Bob: You know the studios in the old days were all much better, and the equipment so much better, there's no question about it in my mind. You just walked into a studio - they were just big rooms. You just sang, you know, you just made records - and they sounded like the way they sounded there. That stopped happening in the late sixties, for me anyway, I noticed the big change. You go into a studio now, and they got rugs on the floors, settees, and pinball machines and videos and sandwiches coming every ten minutes - it's a big expensive party and you're lucky if you come out with anything that sounds decent.

Bono: Yeah, records haven't got better, have they?

Bob: No. you go in now, and you got your producer, you got your engineer, you got your assistant engineer, usually your assistant producer, you got a guy carrying the tapes around. I mean, you know, there's a million people go into recording just an acoustic song on your guitar. The boys turn the machines on and it's a great undertaking.

Bono: There's a system called Effanel which Mick Fleetwood from Fleetwood Mac brought to Africa. It was built for him because he wanted to get some real African drumming, for "Tusk". We've used that system. It comes in a light suitcase, very small, no bullshit studio, and it just arrives, you can literally bring it to your living room.

Van: I think all the same they'll go back to 2-track eventually.

Bono: There's a guy called Conny Plank, who produced Makem and Clancy and some Irish traditional bands, also orchestral and funnily enough a lot of the new electronic groups, DAF, Ultravox, and so on. He used to record orchestras by just finding a position in the room where they were already balanced and he applies this in his thinking, in recording modern music: he finds a place in the room where it's already mixed.

Van: I don't know, when I started we didn't think about that! You didn't even think about recording (laughter).
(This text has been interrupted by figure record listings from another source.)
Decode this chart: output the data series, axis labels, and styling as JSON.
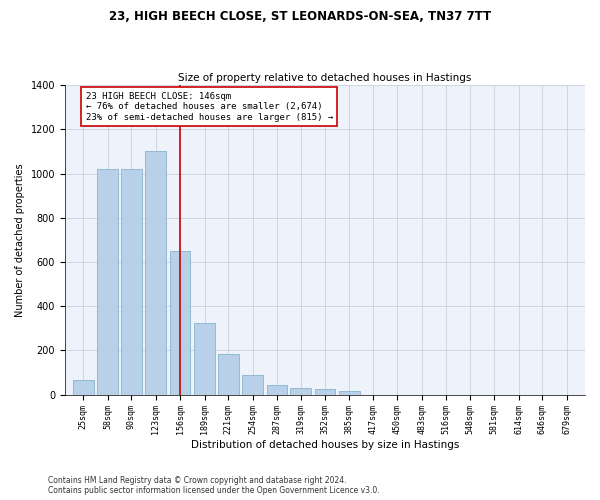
{
  "title_line1": "23, HIGH BEECH CLOSE, ST LEONARDS-ON-SEA, TN37 7TT",
  "title_line2": "Size of property relative to detached houses in Hastings",
  "xlabel": "Distribution of detached houses by size in Hastings",
  "ylabel": "Number of detached properties",
  "footnote1": "Contains HM Land Registry data © Crown copyright and database right 2024.",
  "footnote2": "Contains public sector information licensed under the Open Government Licence v3.0.",
  "annotation_line1": "23 HIGH BEECH CLOSE: 146sqm",
  "annotation_line2": "← 76% of detached houses are smaller (2,674)",
  "annotation_line3": "23% of semi-detached houses are larger (815) →",
  "categories": [
    25,
    58,
    90,
    123,
    156,
    189,
    221,
    254,
    287,
    319,
    352,
    385,
    417,
    450,
    483,
    516,
    548,
    581,
    614,
    646,
    679
  ],
  "values": [
    65,
    1020,
    1020,
    1100,
    650,
    325,
    185,
    90,
    45,
    30,
    25,
    15,
    0,
    0,
    0,
    0,
    0,
    0,
    0,
    0,
    0
  ],
  "bar_color": "#b8d0e8",
  "bar_edge_color": "#7aaac8",
  "vline_color": "#cc0000",
  "vline_x": 156,
  "ylim": [
    0,
    1400
  ],
  "yticks": [
    0,
    200,
    400,
    600,
    800,
    1000,
    1200,
    1400
  ],
  "background_color": "#eef2fa",
  "grid_color": "#c8d0e0",
  "annotation_box_color": "#ffffff",
  "annotation_border_color": "#cc0000",
  "title1_fontsize": 8.5,
  "title2_fontsize": 7.5,
  "xlabel_fontsize": 7.5,
  "ylabel_fontsize": 7.0,
  "tick_fontsize": 6.0,
  "ytick_fontsize": 7.0,
  "footnote_fontsize": 5.5,
  "annotation_fontsize": 6.5
}
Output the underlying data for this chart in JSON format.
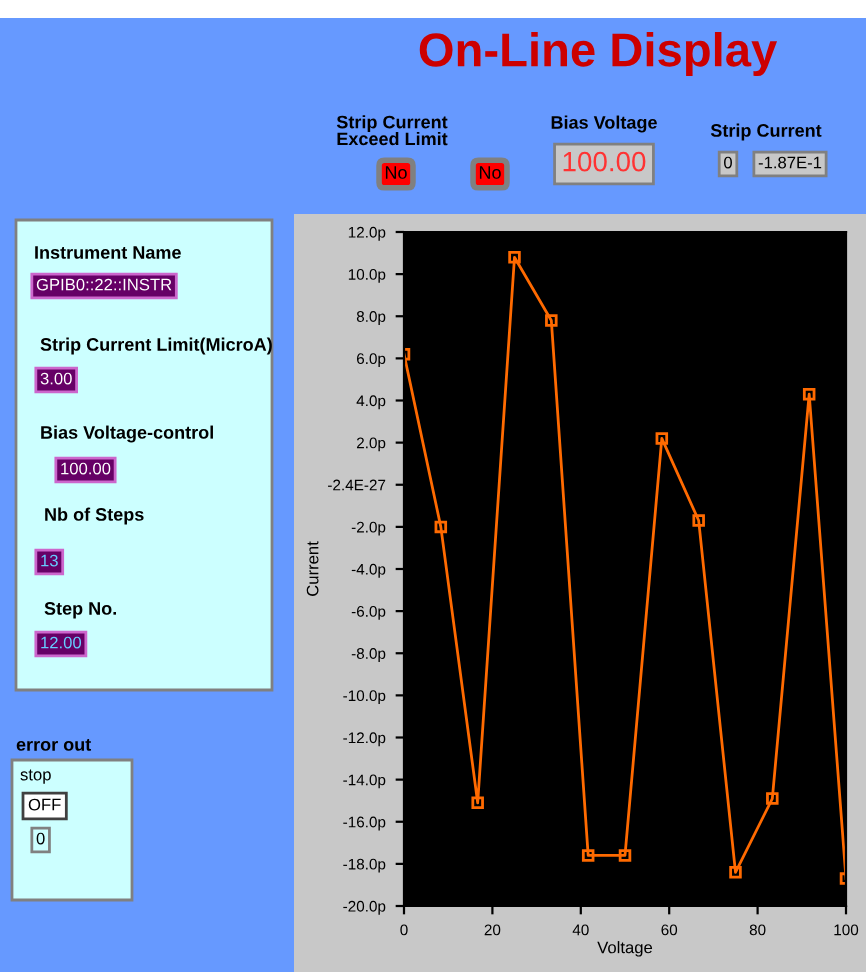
{
  "chart_data": {
    "type": "line",
    "title": "On-Line Display",
    "xlabel": "Voltage",
    "ylabel": "Current",
    "x": [
      0,
      8.33,
      16.67,
      25,
      33.33,
      41.67,
      50,
      58.33,
      66.67,
      75,
      83.33,
      91.67,
      100
    ],
    "series": [
      {
        "color": "#ff6a00",
        "values": [
          6.2,
          -2.0,
          -15.1,
          10.8,
          7.8,
          -17.6,
          -17.6,
          2.2,
          -1.7,
          -18.4,
          -14.9,
          4.3,
          -18.7
        ]
      }
    ],
    "xlim": [
      0,
      100
    ],
    "xticks": [
      0,
      20,
      40,
      60,
      80,
      100
    ],
    "ylim": [
      -20,
      12
    ],
    "yticks": [
      {
        "value": -20,
        "label": "-20.0p"
      },
      {
        "value": -18,
        "label": "-18.0p"
      },
      {
        "value": -16,
        "label": "-16.0p"
      },
      {
        "value": -14,
        "label": "-14.0p"
      },
      {
        "value": -12,
        "label": "-12.0p"
      },
      {
        "value": -10,
        "label": "-10.0p"
      },
      {
        "value": -8,
        "label": "-8.0p"
      },
      {
        "value": -6,
        "label": "-6.0p"
      },
      {
        "value": -4,
        "label": "-4.0p"
      },
      {
        "value": -2,
        "label": "-2.0p"
      },
      {
        "value": 0,
        "label": "-2.4E-27"
      },
      {
        "value": 2,
        "label": "2.0p"
      },
      {
        "value": 4,
        "label": "4.0p"
      },
      {
        "value": 6,
        "label": "6.0p"
      },
      {
        "value": 8,
        "label": "8.0p"
      },
      {
        "value": 10,
        "label": "10.0p"
      },
      {
        "value": 12,
        "label": "12.0p"
      }
    ],
    "marker": "square",
    "line_style": "solid",
    "grid": false,
    "legend": false,
    "annotations": [
      "Strip Current\nExceed Limit",
      "No",
      "No",
      "Bias Voltage",
      "100.00",
      "Strip Current",
      "0",
      "-1.87E-1",
      "Instrument Name",
      "GPIB0::22::INSTR",
      "Strip Current Limit(MicroA)",
      "3.00",
      "Bias Voltage-control",
      "100.00",
      "Nb of Steps",
      "13",
      "Step No.",
      "12.00",
      "error out",
      "stop",
      "OFF",
      "0"
    ]
  }
}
Bono: You didn't even think?

Van: You didn't even know what was on the cards. One day you were in the room, they turned the tape on. After about eight hours or so, they'd say "OK tea break, it's over .

Bob: Yeah, next song, next song!

Van. And then that was that - it was an album.

Bob: Yeah, you'd make an album in three days or four days and it was all over - if that many! It's that long now, it takes four days to get a drum sound!

Bono: Do you know the Monty Python team, they're comedians. British comedians, "Monty Python And The Holy Grail". They have a sketch that reminds me of you guys - sitting back talking of days gone by: " you tell that to the young people of today and they'd never believe you". But you can't go backwards, you must go forward. You try to bring the values that were back there, you know, the strength, and if you see something that was lost, you've got to find a new way to capture that same strength. Have you any ideas on how to do that? I think you've done it by the way ... I think "Shot Of Love" that opening track has got that.

Bob: I think so too. (drawls). You're one of the few people to say that to me about that record, to mention that record to me.

Bono: That has that feeling.

Bob: it's a great record, it suits just about everybody.

Bono: The sound from that record ("Shot Of Love") makes me feel like I'm in the same room as the other musicians - I don't feel that they're over there. Some of our records, I feel like they're over there because we got into this cinema-type sound, not bland like FM sound, but we got into this very broad sound. Now we're trying to focus more of a punch, and that's what we are after, this intimacy ... I've never interviewed anybody before, by the way. I hate being interviewed myself.

Van: You're doing a good job!

Bono: Is this OK? God!

Bono talking vith Bob Dylan and Van Morrison.

Hot Press, Vol 8 No. 16 August 24th, 1984.